WASHINGTON - Scientists need to cooperate with veterinarians and experts in animal industries to detect viruses before they become a problem in humans, says Dr Gregory C. Gray, Professor of Medicine, Global Health and Environmental Health at Duke University.
"The way to do that is to partner with professionals from human health, animal health, environmental health and the industries and looking at the viruses that may be crossing species at the human-animal interface," the global health expert told the Straits Times' weekly Asian Insider video and podcast.
Among other affiliations, Dr Gray is also a professor at the Emerging Infectious Diseases and Global Health Institute at Duke-NUS Medical School in Singapore and a professor of Global Health at Duke Kunshan University in China.
He was speaking on the Asian Insider show together with The Straits Times' South Korea Correspondent Chang May Choon.

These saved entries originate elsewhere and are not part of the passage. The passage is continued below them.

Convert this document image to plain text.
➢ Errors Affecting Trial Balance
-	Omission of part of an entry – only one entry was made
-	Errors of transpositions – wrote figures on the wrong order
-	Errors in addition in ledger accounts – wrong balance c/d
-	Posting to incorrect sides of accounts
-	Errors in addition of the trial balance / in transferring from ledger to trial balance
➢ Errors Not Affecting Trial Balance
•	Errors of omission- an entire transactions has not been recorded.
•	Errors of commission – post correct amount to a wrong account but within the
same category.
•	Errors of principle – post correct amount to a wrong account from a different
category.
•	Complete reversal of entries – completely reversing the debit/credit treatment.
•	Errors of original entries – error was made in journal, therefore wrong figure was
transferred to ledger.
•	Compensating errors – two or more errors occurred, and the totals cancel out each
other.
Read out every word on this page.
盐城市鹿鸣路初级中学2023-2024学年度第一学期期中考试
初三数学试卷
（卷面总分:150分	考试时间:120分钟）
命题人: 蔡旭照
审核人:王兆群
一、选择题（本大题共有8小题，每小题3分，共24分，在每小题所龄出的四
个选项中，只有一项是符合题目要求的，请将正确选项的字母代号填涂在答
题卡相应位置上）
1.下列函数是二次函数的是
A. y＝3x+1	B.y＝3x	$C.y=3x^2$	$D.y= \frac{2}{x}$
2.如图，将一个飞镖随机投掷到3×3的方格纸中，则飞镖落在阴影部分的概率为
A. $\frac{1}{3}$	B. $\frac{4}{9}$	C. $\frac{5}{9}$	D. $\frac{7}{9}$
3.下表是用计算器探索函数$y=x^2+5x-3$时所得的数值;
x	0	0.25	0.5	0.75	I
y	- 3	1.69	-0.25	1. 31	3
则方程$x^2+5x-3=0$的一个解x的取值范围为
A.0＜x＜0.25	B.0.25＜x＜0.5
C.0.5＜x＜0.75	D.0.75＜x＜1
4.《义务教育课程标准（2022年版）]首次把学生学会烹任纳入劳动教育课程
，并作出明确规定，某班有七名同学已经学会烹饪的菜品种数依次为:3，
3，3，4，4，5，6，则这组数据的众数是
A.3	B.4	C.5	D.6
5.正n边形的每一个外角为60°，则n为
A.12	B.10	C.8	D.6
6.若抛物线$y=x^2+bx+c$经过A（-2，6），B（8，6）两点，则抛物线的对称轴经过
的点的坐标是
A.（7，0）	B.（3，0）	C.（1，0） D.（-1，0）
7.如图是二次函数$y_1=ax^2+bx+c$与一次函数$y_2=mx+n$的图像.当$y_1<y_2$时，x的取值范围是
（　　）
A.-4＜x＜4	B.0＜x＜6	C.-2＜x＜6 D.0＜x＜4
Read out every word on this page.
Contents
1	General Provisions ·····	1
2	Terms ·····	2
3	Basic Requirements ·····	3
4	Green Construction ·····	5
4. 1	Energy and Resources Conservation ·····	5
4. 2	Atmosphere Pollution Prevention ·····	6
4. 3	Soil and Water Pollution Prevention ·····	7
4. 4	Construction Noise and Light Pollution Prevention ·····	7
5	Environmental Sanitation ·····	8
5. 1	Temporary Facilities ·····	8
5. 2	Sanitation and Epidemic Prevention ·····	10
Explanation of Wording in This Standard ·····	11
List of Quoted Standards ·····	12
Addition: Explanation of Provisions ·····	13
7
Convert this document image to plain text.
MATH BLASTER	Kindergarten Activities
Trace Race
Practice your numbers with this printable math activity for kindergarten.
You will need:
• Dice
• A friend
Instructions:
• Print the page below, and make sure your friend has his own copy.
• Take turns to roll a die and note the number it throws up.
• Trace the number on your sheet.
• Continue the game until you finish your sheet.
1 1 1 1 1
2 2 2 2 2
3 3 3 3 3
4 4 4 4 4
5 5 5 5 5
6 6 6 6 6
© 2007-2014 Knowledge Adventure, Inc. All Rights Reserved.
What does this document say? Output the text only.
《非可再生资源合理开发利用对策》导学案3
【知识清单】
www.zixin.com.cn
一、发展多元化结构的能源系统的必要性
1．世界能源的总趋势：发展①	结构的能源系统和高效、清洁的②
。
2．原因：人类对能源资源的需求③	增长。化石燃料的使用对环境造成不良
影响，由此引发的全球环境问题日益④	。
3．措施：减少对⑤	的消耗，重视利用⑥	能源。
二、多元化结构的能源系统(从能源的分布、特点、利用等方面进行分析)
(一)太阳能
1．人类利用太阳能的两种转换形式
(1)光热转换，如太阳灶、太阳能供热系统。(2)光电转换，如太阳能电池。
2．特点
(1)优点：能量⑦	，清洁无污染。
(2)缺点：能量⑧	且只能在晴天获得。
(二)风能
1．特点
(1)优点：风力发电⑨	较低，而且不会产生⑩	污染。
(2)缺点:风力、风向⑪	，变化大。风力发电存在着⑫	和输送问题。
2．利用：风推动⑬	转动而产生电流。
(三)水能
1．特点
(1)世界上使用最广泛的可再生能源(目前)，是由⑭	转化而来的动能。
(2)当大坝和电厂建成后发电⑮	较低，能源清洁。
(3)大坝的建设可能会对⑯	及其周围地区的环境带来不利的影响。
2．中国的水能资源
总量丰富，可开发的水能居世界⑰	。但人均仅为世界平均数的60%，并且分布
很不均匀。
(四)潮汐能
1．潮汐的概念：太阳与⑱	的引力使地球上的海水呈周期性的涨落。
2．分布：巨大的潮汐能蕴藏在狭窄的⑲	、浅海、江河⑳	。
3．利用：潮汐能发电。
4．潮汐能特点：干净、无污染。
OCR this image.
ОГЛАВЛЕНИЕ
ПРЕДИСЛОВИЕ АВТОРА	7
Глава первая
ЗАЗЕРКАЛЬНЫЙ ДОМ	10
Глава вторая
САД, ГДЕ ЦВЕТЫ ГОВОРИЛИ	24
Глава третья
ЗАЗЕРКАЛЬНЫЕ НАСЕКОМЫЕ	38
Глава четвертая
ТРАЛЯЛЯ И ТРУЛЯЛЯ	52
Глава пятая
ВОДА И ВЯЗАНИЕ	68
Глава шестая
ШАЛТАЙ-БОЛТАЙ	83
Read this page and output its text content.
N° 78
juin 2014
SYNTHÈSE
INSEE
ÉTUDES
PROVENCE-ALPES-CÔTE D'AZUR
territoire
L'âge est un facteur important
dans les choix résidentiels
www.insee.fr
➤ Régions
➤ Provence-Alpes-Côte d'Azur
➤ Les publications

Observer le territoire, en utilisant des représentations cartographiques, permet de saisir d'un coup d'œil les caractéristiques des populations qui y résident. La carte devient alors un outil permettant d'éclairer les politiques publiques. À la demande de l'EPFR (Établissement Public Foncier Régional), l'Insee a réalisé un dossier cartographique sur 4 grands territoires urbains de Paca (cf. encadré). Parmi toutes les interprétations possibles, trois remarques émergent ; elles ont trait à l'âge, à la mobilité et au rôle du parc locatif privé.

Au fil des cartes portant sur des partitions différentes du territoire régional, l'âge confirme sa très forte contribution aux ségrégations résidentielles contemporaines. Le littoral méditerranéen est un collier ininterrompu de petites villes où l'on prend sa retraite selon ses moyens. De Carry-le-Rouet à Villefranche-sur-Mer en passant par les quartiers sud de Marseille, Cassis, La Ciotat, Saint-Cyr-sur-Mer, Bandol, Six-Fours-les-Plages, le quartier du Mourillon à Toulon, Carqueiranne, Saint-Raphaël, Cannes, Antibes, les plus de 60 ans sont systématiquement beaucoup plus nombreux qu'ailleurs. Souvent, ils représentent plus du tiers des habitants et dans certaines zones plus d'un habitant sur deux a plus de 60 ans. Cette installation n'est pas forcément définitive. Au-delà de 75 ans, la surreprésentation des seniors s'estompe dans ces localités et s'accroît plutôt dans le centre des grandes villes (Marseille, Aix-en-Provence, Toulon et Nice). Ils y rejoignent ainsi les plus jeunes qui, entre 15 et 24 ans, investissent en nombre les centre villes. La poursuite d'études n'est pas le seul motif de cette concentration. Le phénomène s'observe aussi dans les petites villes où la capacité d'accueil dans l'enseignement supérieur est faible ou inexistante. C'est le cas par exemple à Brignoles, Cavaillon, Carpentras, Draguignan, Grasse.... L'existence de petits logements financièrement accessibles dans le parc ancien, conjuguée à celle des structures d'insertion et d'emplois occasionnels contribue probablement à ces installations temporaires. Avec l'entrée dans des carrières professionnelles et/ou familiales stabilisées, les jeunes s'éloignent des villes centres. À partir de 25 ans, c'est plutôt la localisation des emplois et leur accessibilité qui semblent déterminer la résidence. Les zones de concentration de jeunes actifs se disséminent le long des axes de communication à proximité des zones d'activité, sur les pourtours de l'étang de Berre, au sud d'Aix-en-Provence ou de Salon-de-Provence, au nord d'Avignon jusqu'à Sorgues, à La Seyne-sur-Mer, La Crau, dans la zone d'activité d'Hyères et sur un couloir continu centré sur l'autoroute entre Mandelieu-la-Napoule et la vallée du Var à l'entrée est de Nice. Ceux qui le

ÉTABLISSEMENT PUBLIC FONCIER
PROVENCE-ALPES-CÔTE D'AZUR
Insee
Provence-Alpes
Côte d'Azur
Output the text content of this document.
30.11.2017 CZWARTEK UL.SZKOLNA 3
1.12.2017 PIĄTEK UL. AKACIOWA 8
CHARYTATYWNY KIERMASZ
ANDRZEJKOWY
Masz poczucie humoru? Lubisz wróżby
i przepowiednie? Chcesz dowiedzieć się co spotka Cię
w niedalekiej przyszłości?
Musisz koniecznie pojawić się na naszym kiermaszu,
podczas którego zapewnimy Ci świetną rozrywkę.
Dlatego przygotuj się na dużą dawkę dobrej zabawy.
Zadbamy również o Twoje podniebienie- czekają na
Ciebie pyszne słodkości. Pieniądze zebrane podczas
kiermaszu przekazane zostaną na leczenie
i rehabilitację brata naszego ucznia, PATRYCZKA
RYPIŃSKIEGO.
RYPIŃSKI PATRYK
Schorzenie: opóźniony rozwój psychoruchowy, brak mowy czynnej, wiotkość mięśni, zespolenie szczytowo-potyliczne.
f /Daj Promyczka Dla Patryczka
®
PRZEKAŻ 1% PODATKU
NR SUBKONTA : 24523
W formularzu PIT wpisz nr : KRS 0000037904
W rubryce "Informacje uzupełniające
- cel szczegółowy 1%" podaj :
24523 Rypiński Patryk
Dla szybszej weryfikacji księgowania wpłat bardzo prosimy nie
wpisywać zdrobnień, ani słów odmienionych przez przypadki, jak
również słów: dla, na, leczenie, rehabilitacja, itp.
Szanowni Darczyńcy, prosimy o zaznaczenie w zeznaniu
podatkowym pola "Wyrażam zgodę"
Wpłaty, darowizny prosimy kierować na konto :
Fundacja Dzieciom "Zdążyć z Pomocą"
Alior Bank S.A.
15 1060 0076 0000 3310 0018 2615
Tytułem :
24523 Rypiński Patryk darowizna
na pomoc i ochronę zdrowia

South Korea is one of the top concerns internationally outside China, along with Italy and Iran, because of the magnitude of the coronavirus outbreak.
The East Asian country reported 5,766 cases on Thursday (March 5) with 35 people dead. This, though, South Korea has an advanced health care system and has administered several thousands tests for the coronavirus.
In contrast, the United States, caught flat footed, has yet to ramp up testing.
Dr Gray urged partnerships with professionals from human health, animal health, environmental health and the industries to look for viruses that may be crossing species at the human-animal interface.
"And once having identified a virus that crosses species, (they should) look for evidence that they may be causing infections in humans, and adapting as this virus has, to cause a lot of human to human transmission," he said.
The spread of the Covid-19 coronavirus has been "surprisingly fast," he said.
"The reproductive rate - the number of people infected from one case - is higher than we would have anticipated, for instance for a seasonal influenza virus," he told Asian Insider.
"So this virus is particularly effective at moving from person to person," Dr Gray said.
"In addition to that, almost everybody is going to be susceptible to this virus in contrast with the seasonal influenza, (to which) many people will have some partial immunity, either due to natural infections or vaccines," he noted.
"So this virus is a real set up for moving very quickly across populations. And in populations where we have areas with dense populations and poor sanitation, we're going to see really fast epidemics and certainly long term care facilities - perhaps prisons, schools, and day care centres - will see a lot of transmission," he said.
"Governments have to decide how much social distancing makes sense for their populations, and we're beginning to see that right now in the United States with the cancellation of some big scientific meetings that I am aware of, and talk of more emergency response, things that are not critical for people being together."
"In some countries we may even see some school systems shut down for a while. We have not seen such social distancing in this country (the US) for a long time," he said.